Kurzer Abriss über den 3D Druck - Teil 2.4: Materialien und Verfahren: Stereolithografie

Guten Morgen :-)

...heute verlassen wir die Familie der schmelzenden 3D-Druckverfahren und kommen sozusagen zum "Gegenteil" dessen: der als SLA oder STL bekannten Stereolithografie.

Bei diesem Verfahren, das als eines oder DAS älteste Verfahren des 3D-Drucks gilt, wird - wie auch bei SLS und SLM ein Laser verwendet. Dieser schmelzt das Material jedoch nicht, sondern härtet es aus.

Genauer beschrieben funktioniert das Verfahren folgendermaßen:
Die Druckkammer ist mit einem lichtaushärtendem Kunststoff - oft Epoxidharz - gefüllt. Ebenfalls in der Druckkammer befindet sich die Trägerplattform. Diese wird langsam abgesenkt, um die einzelnen Schichten des 3D-Modells entstehen zu lassen. Dabei wird die Plattform nur um wenige Zehntelmillimeter abgesenkt und durch einen Wischer abgefahren, der die neue Kunststoffschicht gleichmäßig auf der bereits ausgehärteten verteilt. Nachfolgend sorgt ein Laser dafür, dass diese Schicht wiederum ausgehärtet wird. Dabei erfolgt die Vernetzung des Harzes durch Photopolymerisation, die durch das UV-Licht des Lasers ausgeführt wird. Schichtdickern zwischen 0,05 und 0,25mm sind möglich, was dieses Verfahren zu einem der genauesten macht und 3D-Modelle mit hoher Komplexität ermöglicht. Die Struktur der erhaltenen 3D-Modelle ist jedoch nicht sehr stabil und es ist während des Druckprozesses notwendig mit Stützstrukturen zu arbeiten, die Hohlräume oder bspw. Überhänge stabilisieren. Am Ende des gesamten Prozesses, können diese wieder manuell entfernt werden.
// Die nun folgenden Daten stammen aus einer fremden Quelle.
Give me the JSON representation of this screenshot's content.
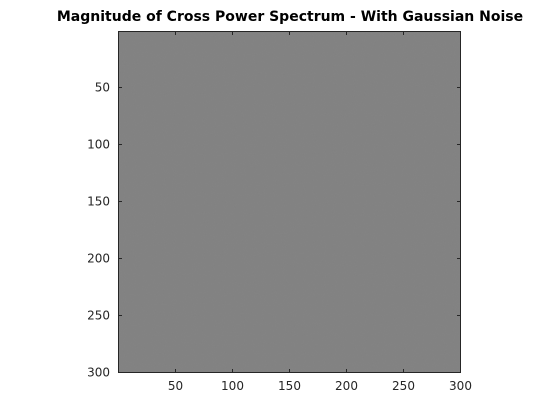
{
  "chart_data": {
    "type": "heatmap",
    "title": "Magnitude of Cross Power Spectrum - With Gaussian Noise",
    "xlabel": "",
    "ylabel": "",
    "xlim": [
      0.5,
      300.5
    ],
    "ylim": [
      0.5,
      300.5
    ],
    "y_reversed": true,
    "xticks": [
      50,
      100,
      150,
      200,
      250,
      300
    ],
    "yticks": [
      50,
      100,
      150,
      200,
      250,
      300
    ],
    "grid": false,
    "colormap": "gray",
    "matrix_size": [
      300,
      300
    ],
    "typical_value": "uniform mid-gray (~0.5 of colormap)",
    "colors": {
      "image_fill": "#808080",
      "axis": "#262626",
      "background": "#ffffff"
    }
  }
}
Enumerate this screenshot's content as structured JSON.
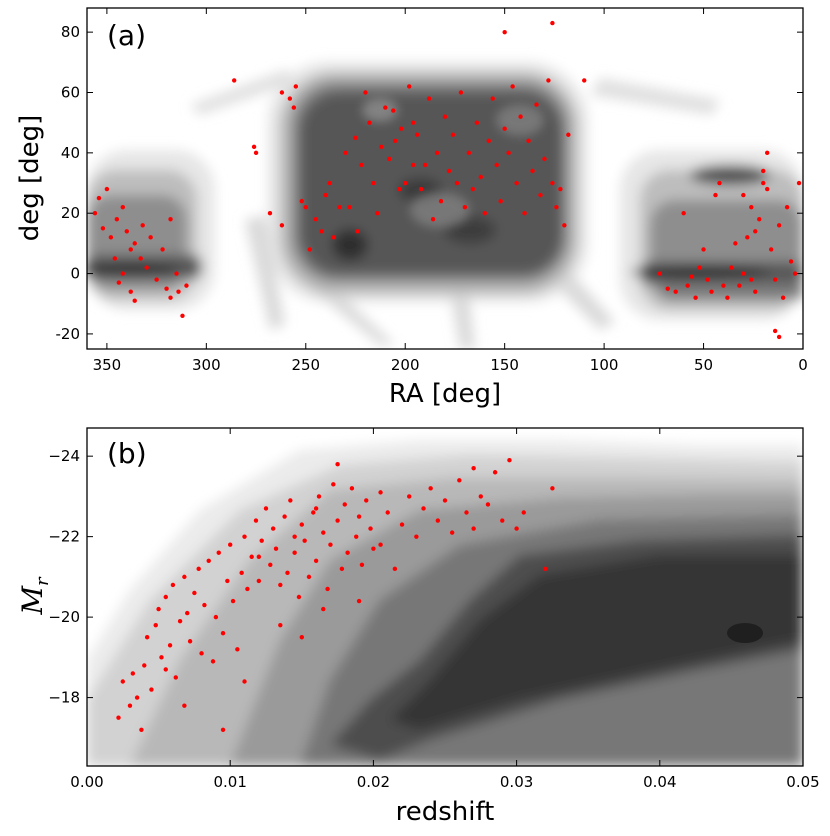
{
  "chart_data": [
    {
      "type": "scatter",
      "panel_label": "(a)",
      "xlabel": "RA [deg]",
      "ylabel": "deg [deg]",
      "xlim": [
        360,
        0
      ],
      "ylim": [
        -25,
        88
      ],
      "xticks": [
        350,
        300,
        250,
        200,
        150,
        100,
        50,
        0
      ],
      "yticks": [
        -20,
        0,
        20,
        40,
        60,
        80
      ],
      "background": "grayscale filled density contours of survey galaxies",
      "points_color": "#ff0000",
      "points": [
        [
          352,
          15
        ],
        [
          348,
          12
        ],
        [
          345,
          18
        ],
        [
          342,
          22
        ],
        [
          340,
          14
        ],
        [
          338,
          8
        ],
        [
          336,
          10
        ],
        [
          333,
          5
        ],
        [
          330,
          2
        ],
        [
          325,
          -2
        ],
        [
          320,
          -5
        ],
        [
          318,
          -8
        ],
        [
          315,
          0
        ],
        [
          312,
          -14
        ],
        [
          356,
          20
        ],
        [
          354,
          25
        ],
        [
          350,
          28
        ],
        [
          346,
          5
        ],
        [
          344,
          -3
        ],
        [
          342,
          0
        ],
        [
          338,
          -6
        ],
        [
          336,
          -9
        ],
        [
          332,
          16
        ],
        [
          328,
          12
        ],
        [
          322,
          8
        ],
        [
          318,
          18
        ],
        [
          314,
          -6
        ],
        [
          310,
          -4
        ],
        [
          286,
          64
        ],
        [
          276,
          42
        ],
        [
          275,
          40
        ],
        [
          262,
          60
        ],
        [
          258,
          58
        ],
        [
          256,
          55
        ],
        [
          255,
          62
        ],
        [
          268,
          20
        ],
        [
          262,
          16
        ],
        [
          250,
          22
        ],
        [
          245,
          18
        ],
        [
          240,
          26
        ],
        [
          236,
          12
        ],
        [
          233,
          22
        ],
        [
          230,
          40
        ],
        [
          225,
          45
        ],
        [
          220,
          60
        ],
        [
          218,
          50
        ],
        [
          216,
          30
        ],
        [
          214,
          20
        ],
        [
          212,
          42
        ],
        [
          210,
          55
        ],
        [
          208,
          38
        ],
        [
          205,
          44
        ],
        [
          203,
          28
        ],
        [
          200,
          30
        ],
        [
          198,
          62
        ],
        [
          196,
          50
        ],
        [
          194,
          46
        ],
        [
          192,
          28
        ],
        [
          190,
          36
        ],
        [
          188,
          58
        ],
        [
          186,
          18
        ],
        [
          184,
          40
        ],
        [
          182,
          24
        ],
        [
          180,
          52
        ],
        [
          178,
          34
        ],
        [
          176,
          46
        ],
        [
          174,
          30
        ],
        [
          172,
          60
        ],
        [
          170,
          22
        ],
        [
          168,
          40
        ],
        [
          166,
          28
        ],
        [
          164,
          50
        ],
        [
          162,
          32
        ],
        [
          160,
          20
        ],
        [
          158,
          44
        ],
        [
          156,
          58
        ],
        [
          154,
          36
        ],
        [
          152,
          24
        ],
        [
          150,
          48
        ],
        [
          148,
          40
        ],
        [
          146,
          62
        ],
        [
          144,
          30
        ],
        [
          142,
          52
        ],
        [
          140,
          20
        ],
        [
          138,
          44
        ],
        [
          136,
          34
        ],
        [
          134,
          56
        ],
        [
          132,
          26
        ],
        [
          130,
          38
        ],
        [
          128,
          64
        ],
        [
          126,
          30
        ],
        [
          124,
          22
        ],
        [
          122,
          28
        ],
        [
          120,
          16
        ],
        [
          118,
          46
        ],
        [
          150,
          80
        ],
        [
          126,
          83
        ],
        [
          110,
          64
        ],
        [
          248,
          8
        ],
        [
          252,
          24
        ],
        [
          242,
          14
        ],
        [
          238,
          30
        ],
        [
          228,
          22
        ],
        [
          224,
          14
        ],
        [
          222,
          36
        ],
        [
          206,
          54
        ],
        [
          202,
          48
        ],
        [
          196,
          36
        ],
        [
          60,
          20
        ],
        [
          56,
          -1
        ],
        [
          52,
          2
        ],
        [
          50,
          8
        ],
        [
          48,
          -2
        ],
        [
          46,
          -6
        ],
        [
          44,
          26
        ],
        [
          42,
          30
        ],
        [
          40,
          -4
        ],
        [
          38,
          -8
        ],
        [
          36,
          2
        ],
        [
          34,
          10
        ],
        [
          32,
          -4
        ],
        [
          30,
          0
        ],
        [
          28,
          12
        ],
        [
          26,
          -2
        ],
        [
          24,
          -6
        ],
        [
          22,
          18
        ],
        [
          20,
          34
        ],
        [
          18,
          40
        ],
        [
          16,
          8
        ],
        [
          14,
          -2
        ],
        [
          12,
          16
        ],
        [
          10,
          -8
        ],
        [
          8,
          22
        ],
        [
          6,
          4
        ],
        [
          4,
          0
        ],
        [
          2,
          30
        ],
        [
          12,
          -21
        ],
        [
          14,
          -19
        ],
        [
          72,
          0
        ],
        [
          68,
          -5
        ],
        [
          64,
          -6
        ],
        [
          58,
          -4
        ],
        [
          54,
          -8
        ],
        [
          30,
          26
        ],
        [
          26,
          22
        ],
        [
          24,
          14
        ],
        [
          20,
          30
        ],
        [
          18,
          28
        ]
      ]
    },
    {
      "type": "scatter",
      "panel_label": "(b)",
      "xlabel": "redshift",
      "ylabel": "M_r",
      "ylabel_base": "M",
      "ylabel_sub": "r",
      "xlim": [
        0.0,
        0.05
      ],
      "ylim": [
        -16.3,
        -24.7
      ],
      "xticks": [
        "0.00",
        "0.01",
        "0.02",
        "0.03",
        "0.04",
        "0.05"
      ],
      "yticks": [
        "−18",
        "−20",
        "−22",
        "−24"
      ],
      "background": "grayscale filled density contours of survey galaxies",
      "points_color": "#ff0000",
      "points": [
        [
          0.0022,
          -17.5
        ],
        [
          0.0025,
          -18.4
        ],
        [
          0.003,
          -17.8
        ],
        [
          0.0032,
          -18.6
        ],
        [
          0.0035,
          -18.0
        ],
        [
          0.0038,
          -17.2
        ],
        [
          0.004,
          -18.8
        ],
        [
          0.0042,
          -19.5
        ],
        [
          0.0045,
          -18.2
        ],
        [
          0.0048,
          -19.8
        ],
        [
          0.005,
          -20.2
        ],
        [
          0.0052,
          -19.0
        ],
        [
          0.0055,
          -20.5
        ],
        [
          0.0058,
          -19.3
        ],
        [
          0.006,
          -20.8
        ],
        [
          0.0062,
          -18.5
        ],
        [
          0.0065,
          -19.9
        ],
        [
          0.0068,
          -21.0
        ],
        [
          0.007,
          -20.1
        ],
        [
          0.0072,
          -19.4
        ],
        [
          0.0075,
          -20.6
        ],
        [
          0.0078,
          -21.2
        ],
        [
          0.008,
          -19.1
        ],
        [
          0.0082,
          -20.3
        ],
        [
          0.0085,
          -21.4
        ],
        [
          0.0088,
          -18.9
        ],
        [
          0.009,
          -20.0
        ],
        [
          0.0092,
          -21.6
        ],
        [
          0.0095,
          -19.6
        ],
        [
          0.0098,
          -20.9
        ],
        [
          0.01,
          -21.8
        ],
        [
          0.0102,
          -20.4
        ],
        [
          0.0105,
          -19.2
        ],
        [
          0.0108,
          -21.1
        ],
        [
          0.011,
          -22.0
        ],
        [
          0.0112,
          -20.7
        ],
        [
          0.0115,
          -21.5
        ],
        [
          0.0118,
          -22.4
        ],
        [
          0.012,
          -20.9
        ],
        [
          0.0122,
          -21.9
        ],
        [
          0.0125,
          -22.7
        ],
        [
          0.0128,
          -21.3
        ],
        [
          0.013,
          -22.2
        ],
        [
          0.0132,
          -21.7
        ],
        [
          0.0135,
          -20.8
        ],
        [
          0.0138,
          -22.5
        ],
        [
          0.014,
          -21.1
        ],
        [
          0.0142,
          -22.9
        ],
        [
          0.0145,
          -21.6
        ],
        [
          0.0148,
          -20.5
        ],
        [
          0.015,
          -22.3
        ],
        [
          0.0152,
          -21.9
        ],
        [
          0.0155,
          -21.0
        ],
        [
          0.0158,
          -22.6
        ],
        [
          0.016,
          -21.4
        ],
        [
          0.0162,
          -23.0
        ],
        [
          0.0165,
          -22.1
        ],
        [
          0.0168,
          -20.7
        ],
        [
          0.017,
          -21.8
        ],
        [
          0.0172,
          -23.3
        ],
        [
          0.0175,
          -22.4
        ],
        [
          0.0178,
          -21.2
        ],
        [
          0.018,
          -22.8
        ],
        [
          0.0182,
          -21.6
        ],
        [
          0.0185,
          -23.2
        ],
        [
          0.0188,
          -22.0
        ],
        [
          0.019,
          -22.5
        ],
        [
          0.0192,
          -21.3
        ],
        [
          0.0195,
          -22.9
        ],
        [
          0.0198,
          -22.2
        ],
        [
          0.02,
          -21.7
        ],
        [
          0.0205,
          -23.1
        ],
        [
          0.021,
          -22.6
        ],
        [
          0.0215,
          -21.2
        ],
        [
          0.022,
          -22.3
        ],
        [
          0.0225,
          -23.0
        ],
        [
          0.023,
          -22.0
        ],
        [
          0.0235,
          -22.7
        ],
        [
          0.024,
          -23.2
        ],
        [
          0.0245,
          -22.4
        ],
        [
          0.025,
          -22.9
        ],
        [
          0.0255,
          -22.1
        ],
        [
          0.026,
          -23.4
        ],
        [
          0.0265,
          -22.6
        ],
        [
          0.027,
          -22.2
        ],
        [
          0.0275,
          -23.0
        ],
        [
          0.028,
          -22.8
        ],
        [
          0.0285,
          -23.6
        ],
        [
          0.029,
          -22.4
        ],
        [
          0.0295,
          -23.9
        ],
        [
          0.03,
          -22.2
        ],
        [
          0.0305,
          -22.6
        ],
        [
          0.032,
          -21.2
        ],
        [
          0.0325,
          -23.2
        ],
        [
          0.0175,
          -23.8
        ],
        [
          0.027,
          -23.7
        ],
        [
          0.0095,
          -17.2
        ],
        [
          0.0068,
          -17.8
        ],
        [
          0.0055,
          -18.7
        ],
        [
          0.011,
          -18.4
        ],
        [
          0.0135,
          -19.8
        ],
        [
          0.015,
          -19.5
        ],
        [
          0.0165,
          -20.2
        ],
        [
          0.019,
          -20.4
        ],
        [
          0.012,
          -21.5
        ],
        [
          0.0145,
          -22.0
        ],
        [
          0.016,
          -22.7
        ],
        [
          0.0205,
          -21.8
        ]
      ]
    }
  ]
}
Nachdem das 3D-Objekt fertig ausgehärtet ist, wird die Plattform aus dem flüssigen Kunststoff herausgefahren. Das nicht gehärtete Material tropft ab und wird direkt am 3D-Modell manuell durch Lösungsmittel abgewaschen. In den meisten Fällen ist danach noch eine Aushärtung in einem Schrank unter UV-Licht notwendig, da das frisch gedruckte 3D-Objekt oft noch eine gel-artige Konsinstenz besitzt.

Fertig ausgehärtet und von den Stützstrukturen befreit, kann das 3D-Modell dann nachbearbeitet und bspw. mit anderen Teilen zusammengeklebt oder lackiert werden.